Shortly after the final rule was published, the American Hospital Association (AHA) and others sued to stop the rule. The groups alleged that the Rule exceeded the Department of Health and Human Services’ (HHS) statutory authority, violated the First Amendment, imposed a significant burden on hospitals, and was “arbitrary and capricious and lacks any rational basis.” In the suit, the groups asked the court to vacate the rule. AHA and its co-plaintiffs filed a Motion for Summary Judgment, as did the Department of Health and Human Services.

District Court Opinion

Because both sides filed Motions for Summary Judgment, the case did not go to trial. The ruling came from United States District Court for the District of Columbia Judge Carl Nichols, who denied AHA’s Motion for Summary Judgment and granted HHS’ Motion for Summary Judgment.

In his decision, Judge Nichols found that the hospitals were trying to limit patients’ insight into medical prices by “attacking transparency measures generally” and while “hospitals may be affected by market changes and need to respond to a market where consumers are more empowered,” that alone is not a reason to “make the rule unlawful.”

Judge Nichols also found that the Final Rule is legal under the Public Health Service Act, which pertains to disclosure of “standard hospital charges” and enforcement, and under the Social Security Act, which gives the HHS Secretary general authority to establish rules and regulations as necessary.
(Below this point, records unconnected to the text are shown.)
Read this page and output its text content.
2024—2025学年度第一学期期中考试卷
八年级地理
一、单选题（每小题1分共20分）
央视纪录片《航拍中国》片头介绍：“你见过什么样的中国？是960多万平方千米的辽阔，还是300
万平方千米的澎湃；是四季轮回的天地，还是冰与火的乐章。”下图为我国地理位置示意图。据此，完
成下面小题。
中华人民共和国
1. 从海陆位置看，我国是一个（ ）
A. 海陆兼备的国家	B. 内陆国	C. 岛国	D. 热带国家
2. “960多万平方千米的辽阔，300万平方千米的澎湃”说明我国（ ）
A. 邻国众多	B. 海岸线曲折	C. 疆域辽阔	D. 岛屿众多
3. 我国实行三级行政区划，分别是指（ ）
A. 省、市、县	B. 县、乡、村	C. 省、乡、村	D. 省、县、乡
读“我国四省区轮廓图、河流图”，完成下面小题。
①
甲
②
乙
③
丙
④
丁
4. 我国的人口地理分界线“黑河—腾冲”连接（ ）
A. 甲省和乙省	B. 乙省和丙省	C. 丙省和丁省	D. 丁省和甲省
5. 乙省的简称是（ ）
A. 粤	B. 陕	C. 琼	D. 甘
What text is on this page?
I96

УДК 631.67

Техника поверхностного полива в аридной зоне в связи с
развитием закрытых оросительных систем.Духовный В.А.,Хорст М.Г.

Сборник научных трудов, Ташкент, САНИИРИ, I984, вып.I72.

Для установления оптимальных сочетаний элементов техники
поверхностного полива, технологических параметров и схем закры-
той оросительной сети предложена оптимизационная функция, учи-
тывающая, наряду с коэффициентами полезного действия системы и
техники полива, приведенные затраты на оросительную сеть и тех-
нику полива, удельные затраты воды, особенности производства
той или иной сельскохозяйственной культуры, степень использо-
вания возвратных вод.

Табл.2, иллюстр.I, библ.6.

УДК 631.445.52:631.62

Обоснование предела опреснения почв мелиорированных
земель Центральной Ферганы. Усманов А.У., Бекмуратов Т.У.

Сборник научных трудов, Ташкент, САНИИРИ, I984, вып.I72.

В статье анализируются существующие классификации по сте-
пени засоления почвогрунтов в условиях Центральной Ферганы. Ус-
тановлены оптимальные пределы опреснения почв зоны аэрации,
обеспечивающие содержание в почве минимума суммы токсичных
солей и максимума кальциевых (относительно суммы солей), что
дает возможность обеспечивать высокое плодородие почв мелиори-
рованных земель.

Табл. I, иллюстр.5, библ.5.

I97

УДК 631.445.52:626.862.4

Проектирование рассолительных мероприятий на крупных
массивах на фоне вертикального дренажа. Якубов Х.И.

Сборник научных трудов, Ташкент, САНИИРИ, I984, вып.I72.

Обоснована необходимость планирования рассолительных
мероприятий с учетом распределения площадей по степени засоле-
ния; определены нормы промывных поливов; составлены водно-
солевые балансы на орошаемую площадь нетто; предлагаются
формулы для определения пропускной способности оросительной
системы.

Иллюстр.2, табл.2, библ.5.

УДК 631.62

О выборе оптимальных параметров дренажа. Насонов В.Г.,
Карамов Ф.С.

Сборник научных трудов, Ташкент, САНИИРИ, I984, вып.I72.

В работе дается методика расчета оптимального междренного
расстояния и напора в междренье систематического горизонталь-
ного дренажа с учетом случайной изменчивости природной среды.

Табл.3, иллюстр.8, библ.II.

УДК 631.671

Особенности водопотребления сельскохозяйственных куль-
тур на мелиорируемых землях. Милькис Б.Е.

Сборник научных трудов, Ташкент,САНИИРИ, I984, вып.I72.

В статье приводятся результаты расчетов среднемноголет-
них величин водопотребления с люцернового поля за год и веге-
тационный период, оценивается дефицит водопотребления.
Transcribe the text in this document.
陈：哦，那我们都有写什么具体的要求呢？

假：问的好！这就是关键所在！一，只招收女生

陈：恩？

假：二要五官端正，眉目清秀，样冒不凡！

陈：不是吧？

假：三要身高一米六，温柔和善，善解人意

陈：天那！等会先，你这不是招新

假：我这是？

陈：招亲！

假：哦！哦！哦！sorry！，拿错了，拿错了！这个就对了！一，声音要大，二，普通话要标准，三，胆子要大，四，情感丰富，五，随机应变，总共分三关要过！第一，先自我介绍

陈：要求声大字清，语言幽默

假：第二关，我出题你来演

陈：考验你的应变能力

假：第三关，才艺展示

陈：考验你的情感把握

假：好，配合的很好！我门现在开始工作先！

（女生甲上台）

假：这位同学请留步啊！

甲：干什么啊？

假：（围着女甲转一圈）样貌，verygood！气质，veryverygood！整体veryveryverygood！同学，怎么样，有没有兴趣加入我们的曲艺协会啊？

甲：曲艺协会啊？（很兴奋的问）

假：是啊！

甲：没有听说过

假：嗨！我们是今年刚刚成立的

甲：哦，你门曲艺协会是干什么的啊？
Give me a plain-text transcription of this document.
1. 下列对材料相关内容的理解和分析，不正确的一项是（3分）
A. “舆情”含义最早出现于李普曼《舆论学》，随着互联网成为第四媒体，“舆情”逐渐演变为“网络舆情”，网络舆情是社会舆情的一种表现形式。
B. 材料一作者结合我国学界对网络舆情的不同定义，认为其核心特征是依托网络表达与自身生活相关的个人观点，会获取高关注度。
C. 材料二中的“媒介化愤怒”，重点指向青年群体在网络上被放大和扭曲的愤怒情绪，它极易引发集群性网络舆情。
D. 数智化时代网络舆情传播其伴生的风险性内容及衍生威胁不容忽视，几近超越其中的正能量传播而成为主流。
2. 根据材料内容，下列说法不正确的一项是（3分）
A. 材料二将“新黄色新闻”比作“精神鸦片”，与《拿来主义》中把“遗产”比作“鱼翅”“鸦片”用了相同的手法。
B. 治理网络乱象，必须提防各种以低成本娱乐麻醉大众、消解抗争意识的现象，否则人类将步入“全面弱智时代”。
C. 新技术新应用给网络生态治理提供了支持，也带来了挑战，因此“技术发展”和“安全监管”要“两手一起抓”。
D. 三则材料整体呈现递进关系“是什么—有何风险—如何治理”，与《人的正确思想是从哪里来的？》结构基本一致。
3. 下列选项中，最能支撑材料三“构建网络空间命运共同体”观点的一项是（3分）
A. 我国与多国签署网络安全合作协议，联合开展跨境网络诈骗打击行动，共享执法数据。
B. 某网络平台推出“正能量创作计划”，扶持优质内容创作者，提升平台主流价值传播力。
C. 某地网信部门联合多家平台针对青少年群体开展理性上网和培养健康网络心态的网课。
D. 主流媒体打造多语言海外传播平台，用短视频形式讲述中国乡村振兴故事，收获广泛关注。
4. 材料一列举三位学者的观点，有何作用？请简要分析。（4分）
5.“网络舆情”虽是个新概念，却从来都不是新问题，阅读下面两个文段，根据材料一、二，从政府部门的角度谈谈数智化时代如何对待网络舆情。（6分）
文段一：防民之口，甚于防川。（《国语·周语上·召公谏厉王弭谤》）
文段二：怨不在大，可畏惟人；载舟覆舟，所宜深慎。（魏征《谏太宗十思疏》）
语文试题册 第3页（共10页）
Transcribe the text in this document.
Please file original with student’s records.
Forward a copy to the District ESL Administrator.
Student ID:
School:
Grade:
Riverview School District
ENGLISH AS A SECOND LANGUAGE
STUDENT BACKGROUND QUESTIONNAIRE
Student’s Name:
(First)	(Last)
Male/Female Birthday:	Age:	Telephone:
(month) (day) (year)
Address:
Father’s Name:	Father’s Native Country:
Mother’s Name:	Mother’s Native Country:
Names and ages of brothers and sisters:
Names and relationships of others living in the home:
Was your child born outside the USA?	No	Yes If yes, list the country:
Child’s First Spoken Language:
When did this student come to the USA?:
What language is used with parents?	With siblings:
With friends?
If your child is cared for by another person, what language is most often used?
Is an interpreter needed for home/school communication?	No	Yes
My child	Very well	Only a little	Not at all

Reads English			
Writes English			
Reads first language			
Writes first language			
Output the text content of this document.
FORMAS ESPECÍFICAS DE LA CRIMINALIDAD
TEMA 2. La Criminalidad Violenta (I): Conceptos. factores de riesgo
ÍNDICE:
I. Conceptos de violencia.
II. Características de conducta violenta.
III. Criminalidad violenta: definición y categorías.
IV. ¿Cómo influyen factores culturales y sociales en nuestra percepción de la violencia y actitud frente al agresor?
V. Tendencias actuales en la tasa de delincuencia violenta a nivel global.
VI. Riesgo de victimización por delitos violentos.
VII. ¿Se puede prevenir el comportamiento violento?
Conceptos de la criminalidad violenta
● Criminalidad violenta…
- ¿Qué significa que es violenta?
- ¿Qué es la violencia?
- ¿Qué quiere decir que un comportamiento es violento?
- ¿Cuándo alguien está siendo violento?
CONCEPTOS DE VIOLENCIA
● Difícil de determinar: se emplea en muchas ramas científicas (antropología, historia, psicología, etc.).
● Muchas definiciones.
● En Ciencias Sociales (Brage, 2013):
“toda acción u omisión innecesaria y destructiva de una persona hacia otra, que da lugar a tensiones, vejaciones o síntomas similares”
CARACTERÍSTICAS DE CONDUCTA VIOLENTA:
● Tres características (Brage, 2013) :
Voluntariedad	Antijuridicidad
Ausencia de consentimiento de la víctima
Judge Nichols did not find favorably on AHA’s other positions either, including their arguments that the rule would drive up prices and create administrative burdens for hospitals.

Reactions and Next Steps

HHS Secretary Alex Azar applauded the court’s decision, saying, “With today’s decision, we will continue delivering on the President’s promise to give patients easy access to healthcare prices. Especially when American patients are seeking care during a nationwide public health emergency, it is more important than ever that they have ready access to the actual prices of healthcare services.”

Centers for Medicare and Medicaid Services (CMS) Administrator Seema Verma tweeted that the ruling is a “huge WIN for American patients. This was a disingenuous self-serving lawsuit designed to keep patients in the dark.”

The American Hospital Association plans to appeal the decision. In a statement released by Melinda Hatton, General Counsel of AHA, “Today’s decision was also premised on the erroneous conclusion that the “standard charges” referenced in current law can be interpreted to include rates negotiated with third-party payers. While the Court ruled that this was a close call, that conclusion clearly does not reflect the experience of hospitals and health care systems.” As it stands right now, the rule is slated to go into effect in January 2021.